À l’occasion du cinquantième anniversaire de l’envoi de la mission médicale chinoise vers le Sénégal, lors d’un événement mardi, les témoignages de l’ambassadeur chinois et de ministres sénégalais esquissent une aventure humaine exceptionnelle : 3,5 millions de patients soignés, 312 professionnels mobilisés et des infrastructures qui ont bouleversé le paysage sanitaire local.
Un demi-siècle de dévouement, 3,5 millions de patients traités et 312 soignants engagés : les chiffres révélés lors du vernissage de l’exposition, mardi, au musée des Civilisations Noires, résument l’ampleur d’un parcours humain et sanitaire hors du commun. L’ambassadeur Li Zhigang a rappelé ce cheminement amorcé en 1975, lorsque les premiers médecins venus du Fujian ont franchi l’océan pour atteindre la terre de la Teranga. De Ziguinchor à Dakar, de l’Hôpital Silence à l’Hôpital d’Enfants de Diamniadio, leurs pas ont laissé une empreinte durable, au point que la population continue d’appeler affectueusement l’Hôpital Silence « l’hôpital chinois ».
Le Dr Ibrahima Sy, ministre de la Santé et de l’Hygiène publique, a insisté sur la transformation structurelle opérée par cette coopération. « La collaboration avec la Chine a renforcé les bases sanitaires du Sénégal et relevé le niveau du plateau technique », a-t-il affirmé, évoquant les infrastructures, les soins prodigués et les milliers de Sénégalais formés.

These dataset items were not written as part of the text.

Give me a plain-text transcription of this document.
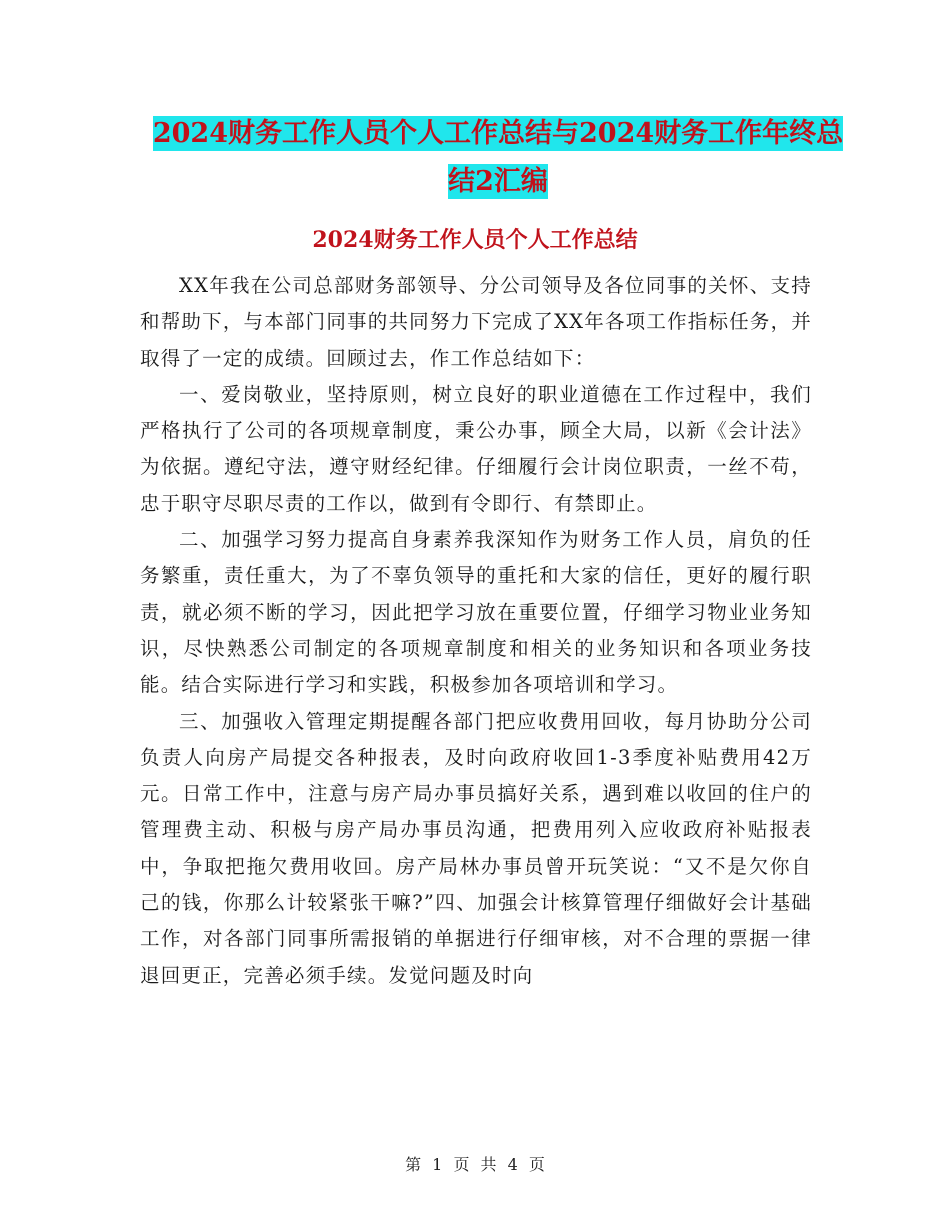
2024财务工作人员个人工作总结与2024财务工作年终总结2汇编
2024财务工作人员个人工作总结

XX年我在公司总部财务部领导、分公司领导及各位同事的关怀、支持和帮助下，与本部门同事的共同努力下完成了XX年各项工作指标任务，并取得了一定的成绩。回顾过去，作工作总结如下：

一、爱岗敬业，坚持原则，树立良好的职业道德在工作过程中，我们严格执行了公司的各项规章制度，秉公办事，顾全大局，以新《会计法》为依据。遵纪守法，遵守财经纪律。仔细履行会计岗位职责，一丝不苟，忠于职守尽职尽责的工作以，做到有令即行、有禁即止。

二、加强学习努力提高自身素养我深知作为财务工作人员，肩负的任务繁重，责任重大，为了不辜负领导的重托和大家的信任，更好的履行职责，就必须不断的学习，因此把学习放在重要位置，仔细学习物业业务知识，尽快熟悉公司制定的各项规章制度和相关的业务知识和各项业务技能。结合实际进行学习和实践，积极参加各项培训和学习。

三、加强收入管理定期提醒各部门把应收费用回收，每月协助分公司负责人向房产局提交各种报表，及时向政府收回1-3季度补贴费用42万元。日常工作中，注意与房产局办事员搞好关系，遇到难以收回的住户的管理费主动、积极与房产局办事员沟通，把费用列入应收政府补贴报表中，争取把拖欠费用收回。房产局林办事员曾开玩笑说：“又不是欠你自己的钱，你那么计较紧张干嘛?”四、加强会计核算管理仔细做好会计基础工作，对各部门同事所需报销的单据进行仔细审核，对不合理的票据一律退回更正，完善必须手续。发觉问题及时向

第 1 页 共 4 页
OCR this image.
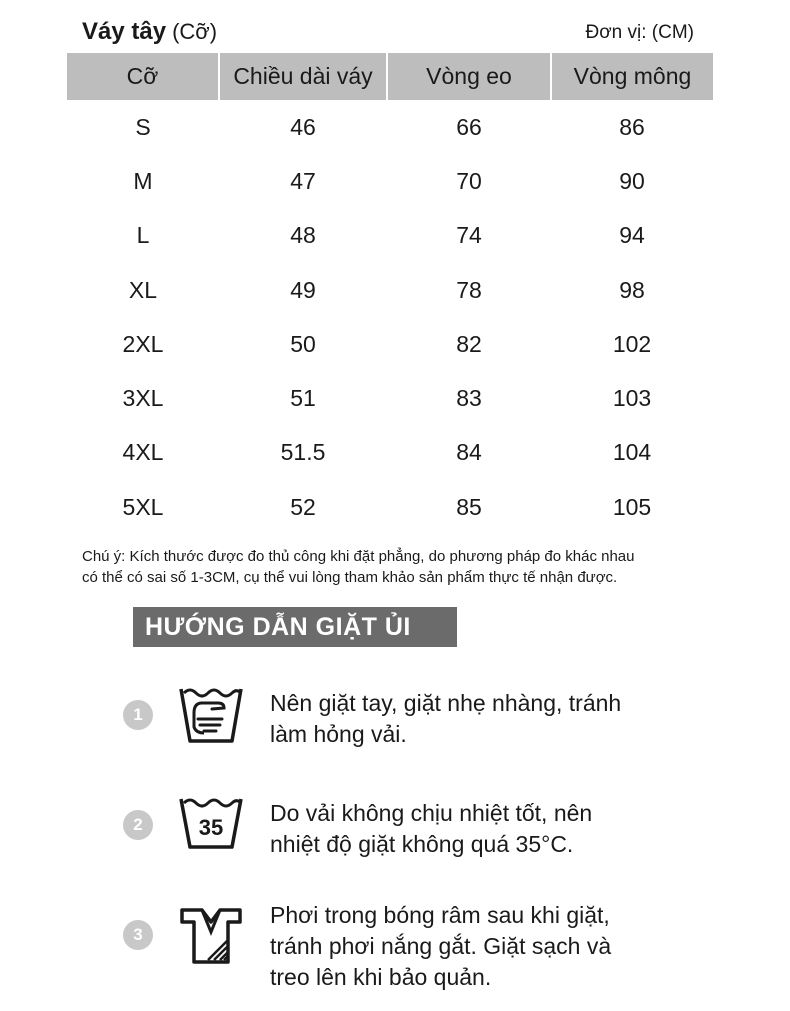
Váy tây (Cỡ)	Đơn vị: (CM)
Cỡ	Chiều dài váy	Vòng eo	Vòng mông
S	46	66	86
M	47	70	90
L	48	74	94
XL	49	78	98
2XL	50	82	102
3XL	51	83	103
4XL	51.5	84	104
5XL	52	85	105
Chú ý: Kích thước được đo thủ công khi đặt phẳng, do phương pháp đo khác nhau
có thể có sai số 1-3CM, cụ thể vui lòng tham khảo sản phẩm thực tế nhận được.
HƯỚNG DẪN GIẶT ỦI
1	Nên giặt tay, giặt nhẹ nhàng, tránh
làm hỏng vải.
2	35
Do vải không chịu nhiệt tốt, nên
nhiệt độ giặt không quá 35°C.
3
Phơi trong bóng râm sau khi giặt,
tránh phơi nắng gắt. Giặt sạch và
treo lên khi bảo quản.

Il voit dans ce lien d’amitié une approche « stratégique » et « pragmatique » qui se veut inclusive et bien ciblée, allant « directement vers les communautés » des zones reculées. Face aux défis à venir, tels que le renforcement du plateau technique, la production locale de médicaments ou la digitalisation du système de santé, le ministre compte sur l’expertise et les avancées technologiques chinoises.
« La Chine dispose d’avancées technologiques et de firmes pharmaceutiques qui pourront travailler avec le Sénégal », a-t-il insisté, saluant une collaboration qui a « grandement contribué » à l’amélioration de l’état de santé des Sénégalais. La dimension humaine et sociale de ce partenariat a été magnifiquement illustrée par Maïmouna Dièye, ministre de la Famille, de l’Action sociale et des Solidarités.
Elle y voit le reflet des « valeurs en partage » et de la « solidarité agissante » unissant les deux nations. Mme Dièye a salué la Chine comme un « modèle inspirant » dans la promotion de la médecine traditionnelle, dont des outils comme l’acupuncture sont largement répandus au Sénégal. L’exposition photographique, par ses clichés touchants, retrace la coopération sanitaire entre Dakar et Beijing. Elle capte l’évolution des technologies, des débuts plus rudimentaires aux équipements de pointe actuels, et la géographie d’une présence médicale qui s’est étendue à tout le territoire. Ces images sont, comme l’a résumé le ministre Ibrahima Sy, les « témoins de l’histoire vivante » d’une coopération à raconter aux générations futures.